In May 1914, Fleischmann gave Fleischmanns Park to the village of Fleischmanns, New York. The park, which dominated the north side of Wagner Avenue in Fleischmanns, was formerly known as the Mountain Athletic Club. It was where the town's semiprofessional baseball players came to get in shape before the start of the regular season. (One of the town's players was the future Hall of Famer Honus Wagner.) Stipulations of Julius' gift were that it always be used as a park and athletic grounds, that it always be kept in good condition, that it never be sold or sublet, and always be of free access to the public.

Fleischmann was initiated as a national honorary member of Phi Mu Alpha Sinfonia fraternity in 1914.

He died of heart disease on February 5, 1925, while playing polo in Miami.
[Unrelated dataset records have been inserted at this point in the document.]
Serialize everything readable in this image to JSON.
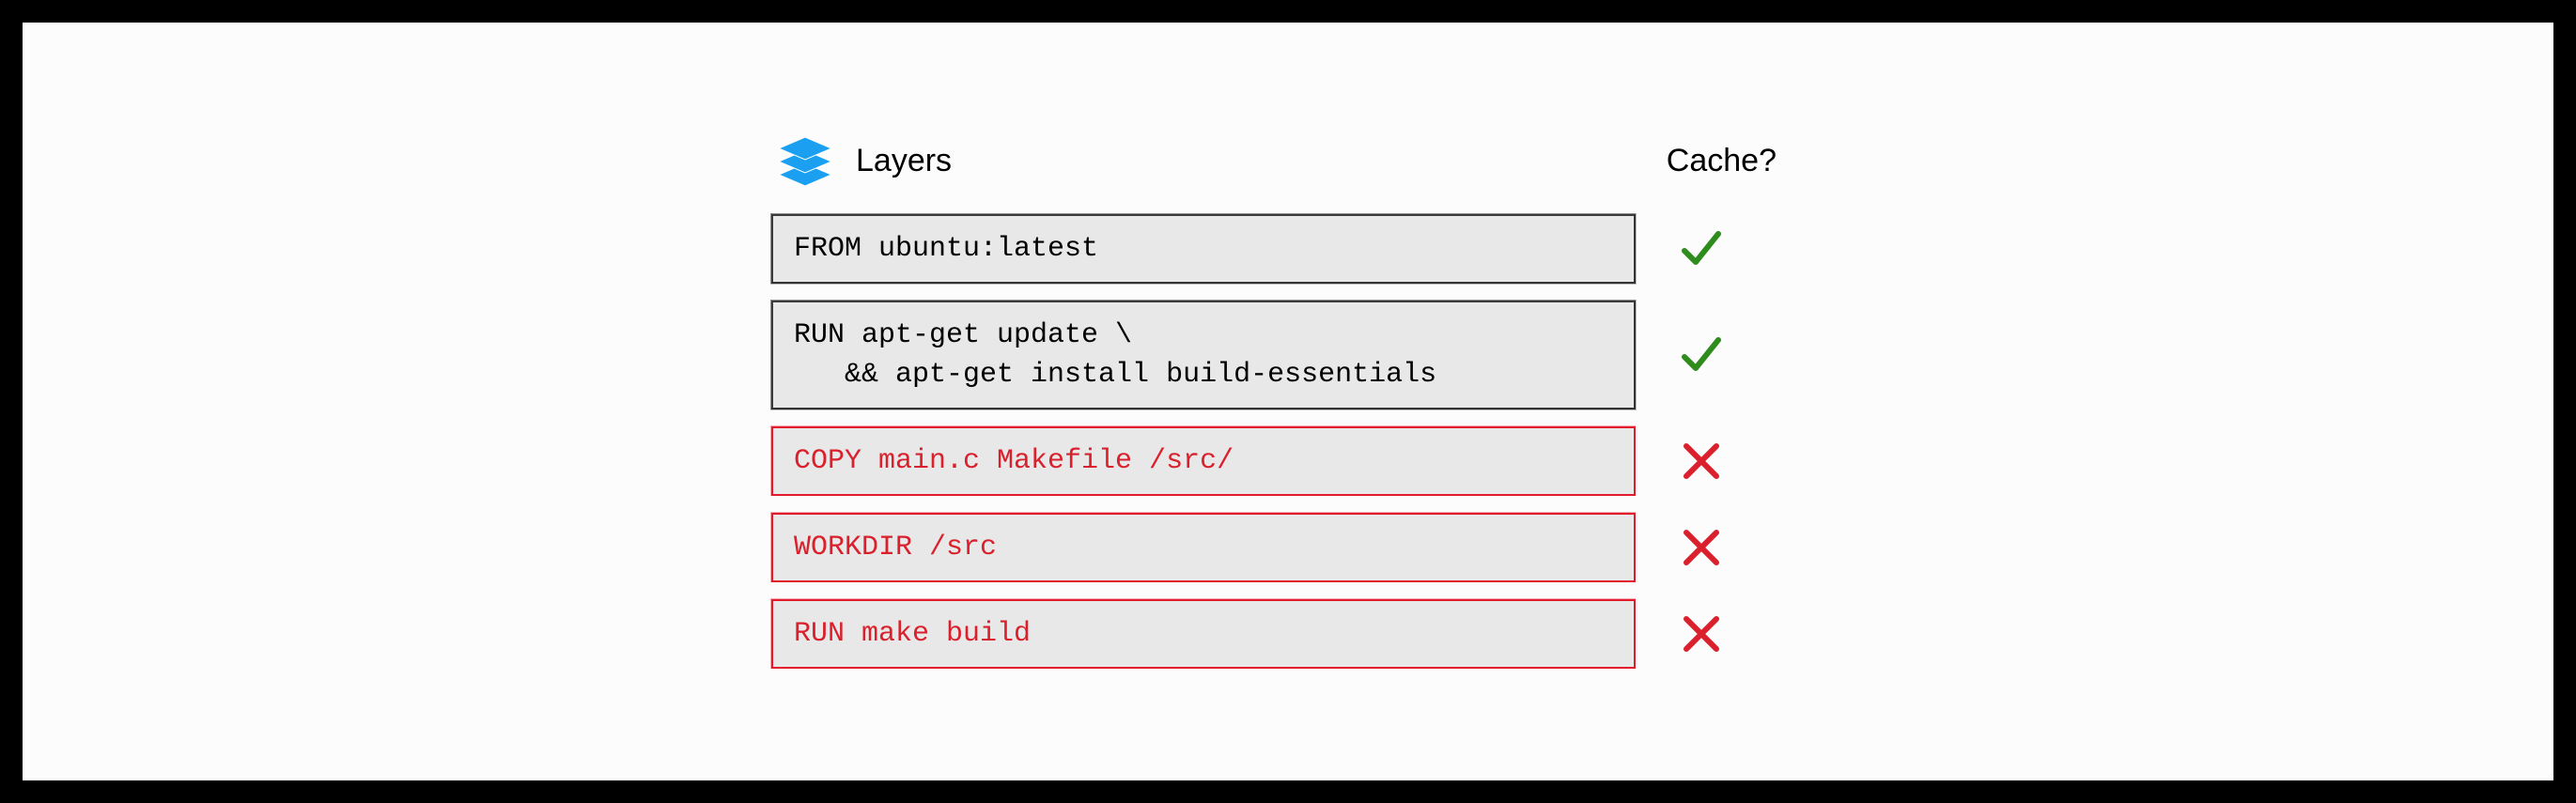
{
  "header": {
    "layers_label": "Layers",
    "cache_label": "Cache?"
  },
  "colors": {
    "accent_blue": "#1b9ff1",
    "cached_check": "#2e8c1d",
    "invalid_cross": "#d9202c",
    "box_bg": "#e8e8e8",
    "border_dark": "#3a3a3a"
  },
  "layers": [
    {
      "code": "FROM ubuntu:latest",
      "cached": true
    },
    {
      "code": "RUN apt-get update \\\n   && apt-get install build-essentials",
      "cached": true
    },
    {
      "code": "COPY main.c Makefile /src/",
      "cached": false
    },
    {
      "code": "WORKDIR /src",
      "cached": false
    },
    {
      "code": "RUN make build",
      "cached": false
    }
  ]
}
==Personal life and family==
Fleischmann was married two times, to Lily Ackerland from 1893 to 1920, with whom he had three children, and secondly to Laura G. Hemingway from 1920 until 1924.

His son, Julius Fleischmann Jr. (1900–1968) was among other things a philanthropist who founded World Art Inc. (directed by Serge Denham), an organization devoted to sponsoring cultural organizations. In 1937, World Art financed the Ballet Russe de Monte Carlo, which launched its first season in 1938. His other son was Charles Fleischmann II (1895–1917), who died in a plane crash in Long Island City, New York.

His daughter, Louise Fleischmann (1894–1987) wife of Henry C. Yeiser, took out a then-record $3.25 million insurance policy against her inheritance.